Il est vrai que, pour en juger, il avait un autre criterium que les malfaisants gobeurs du boniment anticlérical. Mais il voyait bien que, sur ce point, l'instinct obsidional de la haine avait été aussi discernant que la plus jalouse sollicitude. Il s'agit, en effet, pour les ennemis de la foi, de la bloquer aussi étroitement que possible, et, certes, le théologien le mieux armaturé et le plus savamment fourbi ne verrait pas mieux l'importance vitale pour le christianisme, de ces dernières citadelles de l'esprit évangélique.

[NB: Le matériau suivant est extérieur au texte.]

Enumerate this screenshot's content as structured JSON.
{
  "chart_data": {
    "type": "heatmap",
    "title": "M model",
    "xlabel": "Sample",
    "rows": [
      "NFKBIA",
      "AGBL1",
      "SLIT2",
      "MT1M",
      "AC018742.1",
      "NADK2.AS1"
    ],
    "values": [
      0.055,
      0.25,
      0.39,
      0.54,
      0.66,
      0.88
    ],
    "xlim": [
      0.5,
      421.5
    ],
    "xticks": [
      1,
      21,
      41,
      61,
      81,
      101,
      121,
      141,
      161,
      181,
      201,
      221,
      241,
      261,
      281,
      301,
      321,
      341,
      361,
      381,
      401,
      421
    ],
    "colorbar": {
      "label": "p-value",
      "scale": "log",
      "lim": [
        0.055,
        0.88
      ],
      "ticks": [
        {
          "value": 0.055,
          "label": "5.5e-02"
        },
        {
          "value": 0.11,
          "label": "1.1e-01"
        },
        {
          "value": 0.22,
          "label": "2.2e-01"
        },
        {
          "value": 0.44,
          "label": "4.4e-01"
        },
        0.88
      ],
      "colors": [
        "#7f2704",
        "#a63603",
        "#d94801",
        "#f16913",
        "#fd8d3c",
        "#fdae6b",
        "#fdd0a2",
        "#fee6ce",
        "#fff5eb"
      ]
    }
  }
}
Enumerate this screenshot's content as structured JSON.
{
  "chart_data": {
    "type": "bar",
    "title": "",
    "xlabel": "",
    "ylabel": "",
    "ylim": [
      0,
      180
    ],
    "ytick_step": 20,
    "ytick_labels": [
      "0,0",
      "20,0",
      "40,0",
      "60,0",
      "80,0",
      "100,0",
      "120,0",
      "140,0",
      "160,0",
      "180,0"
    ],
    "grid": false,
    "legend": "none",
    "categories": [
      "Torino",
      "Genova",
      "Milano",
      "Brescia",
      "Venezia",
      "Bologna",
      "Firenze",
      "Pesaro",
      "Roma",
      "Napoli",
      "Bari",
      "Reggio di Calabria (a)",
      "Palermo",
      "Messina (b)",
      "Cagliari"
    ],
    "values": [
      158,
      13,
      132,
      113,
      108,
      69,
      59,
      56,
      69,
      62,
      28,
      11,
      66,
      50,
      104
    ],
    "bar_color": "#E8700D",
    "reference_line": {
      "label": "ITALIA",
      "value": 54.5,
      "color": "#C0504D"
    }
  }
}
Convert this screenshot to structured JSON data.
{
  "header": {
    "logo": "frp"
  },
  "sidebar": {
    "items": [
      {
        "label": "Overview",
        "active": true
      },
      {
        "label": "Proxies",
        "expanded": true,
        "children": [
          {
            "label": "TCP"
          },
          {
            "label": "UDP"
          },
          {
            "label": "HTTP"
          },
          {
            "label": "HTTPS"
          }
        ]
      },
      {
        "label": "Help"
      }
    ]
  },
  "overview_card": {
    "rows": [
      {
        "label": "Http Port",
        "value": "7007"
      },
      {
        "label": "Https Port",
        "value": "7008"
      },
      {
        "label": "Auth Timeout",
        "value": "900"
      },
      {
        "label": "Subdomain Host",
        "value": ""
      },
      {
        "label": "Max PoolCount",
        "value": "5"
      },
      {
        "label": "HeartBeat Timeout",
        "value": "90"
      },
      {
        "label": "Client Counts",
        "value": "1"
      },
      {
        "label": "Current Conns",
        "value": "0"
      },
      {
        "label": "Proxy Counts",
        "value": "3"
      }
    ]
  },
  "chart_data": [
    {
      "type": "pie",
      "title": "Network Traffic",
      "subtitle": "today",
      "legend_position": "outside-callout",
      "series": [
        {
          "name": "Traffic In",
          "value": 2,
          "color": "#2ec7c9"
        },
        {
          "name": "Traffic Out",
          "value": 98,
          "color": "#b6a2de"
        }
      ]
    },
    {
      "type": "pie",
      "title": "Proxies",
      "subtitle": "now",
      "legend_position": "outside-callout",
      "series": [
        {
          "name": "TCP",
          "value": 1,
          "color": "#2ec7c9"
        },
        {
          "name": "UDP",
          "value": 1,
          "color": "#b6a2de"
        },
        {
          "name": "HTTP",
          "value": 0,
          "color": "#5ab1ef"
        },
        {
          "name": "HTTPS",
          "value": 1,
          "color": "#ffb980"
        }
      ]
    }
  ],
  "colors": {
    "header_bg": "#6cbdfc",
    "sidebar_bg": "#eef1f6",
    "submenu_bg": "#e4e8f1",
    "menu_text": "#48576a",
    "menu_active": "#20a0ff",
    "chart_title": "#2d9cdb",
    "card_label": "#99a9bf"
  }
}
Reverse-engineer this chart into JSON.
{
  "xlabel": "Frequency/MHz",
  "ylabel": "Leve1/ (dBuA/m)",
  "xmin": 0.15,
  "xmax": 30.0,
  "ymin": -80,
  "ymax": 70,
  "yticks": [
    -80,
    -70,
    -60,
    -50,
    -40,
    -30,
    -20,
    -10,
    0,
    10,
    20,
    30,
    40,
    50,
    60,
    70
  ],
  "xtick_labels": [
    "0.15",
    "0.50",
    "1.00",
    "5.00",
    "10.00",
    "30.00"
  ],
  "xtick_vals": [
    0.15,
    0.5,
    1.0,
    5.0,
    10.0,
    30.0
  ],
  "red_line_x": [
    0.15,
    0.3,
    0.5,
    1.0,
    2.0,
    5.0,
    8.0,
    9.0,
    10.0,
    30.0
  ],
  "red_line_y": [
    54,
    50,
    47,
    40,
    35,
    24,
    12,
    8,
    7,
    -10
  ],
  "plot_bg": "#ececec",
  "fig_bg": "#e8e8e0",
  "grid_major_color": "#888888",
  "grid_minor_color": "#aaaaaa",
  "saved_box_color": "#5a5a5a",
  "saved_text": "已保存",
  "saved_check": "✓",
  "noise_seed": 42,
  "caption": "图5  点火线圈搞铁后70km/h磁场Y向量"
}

L'armée de siège se recrute, d'ailleurs, de la cohue des catholiques modernes, lesquels en ont tout leur soûl, depuis longtemps, de cet esprit-là. Admirable et providentiel renfort! La sentimentalité religieuse accourant à la rescousse des modernes persécuteurs! La poésie, le roman, l'histoire, le théâtre même, les bals de charité et les sociétés de bienfaisance, les souscriptions pour les inondés et les brûlés, l'immense remuement d'entrailles qui fait la gloire et la fortune des reporters de cour d'assises, enfin les attendrissements lyriques de la presse entière sur tous les genres de catastrophes, attestent suffisamment l'imprévu retour de jeunesse de la sensibilité chrétienne.

Ce prodige, plus facilement observable des hauteurs de la Grande Chartreuse, rappelait à Marchenoir un article célèbre qu'on avait pris pour une ironie et qu'il avait intitulé: la Cour des Miracles des millionnaires,—désignant ainsi l'intéressante multitude des heureux pleins de charité, dont l'indigent dévore la substance et boit la sueur. Il lui semblait, maintenant, n'en avoir pas assez dit et il regrettait amèrement de n'y pouvoir plus rien ajouter.

C'est qu'en effet, c'est un peuple, ce troupeau, c'est tout un état au sein de l'État. Jamais il ne s'était vu une telle affluence de pélicans méconnus, ni une persécution plus dioclétienne exercée sur de plus déchirés martyrs.

Le temps est trop précieux pour qu'on le perde à faire remarquer le merveilleux désintéressement, l'indicible générosité, l'étonnante fraîcheur d'âme des patriciens actuels de la richesse ou du pouvoir et, en général, de tout personnage influent, à n'importe quel titre, sur ce mauvais monde indigne de le posséder. Chacun sait que ces intendants de la joie publique s'épuisent à dilater le cœur du pauvre et s'exterminent à désœuvrer le malheur.

Une indiscutable prospérité universelle est leur œuvre, et l'exclusive ambition de la rendre parfaite est leur quotidien souci. Il est presque sans exemple, aujourd'hui, que l'indigence implorante soit inécoutée et que d'heureux individus le veuillent être solitairement. Il ne se voit pour ainsi dire pas que des industriels ou des politiques, diligemment parvenus, oublient de tendre une secourable dextre à l'homme de mérite enregistré au passif du sombre destin, ou qu'ils se refusent à l'arrosage opportun de la languissante vertu.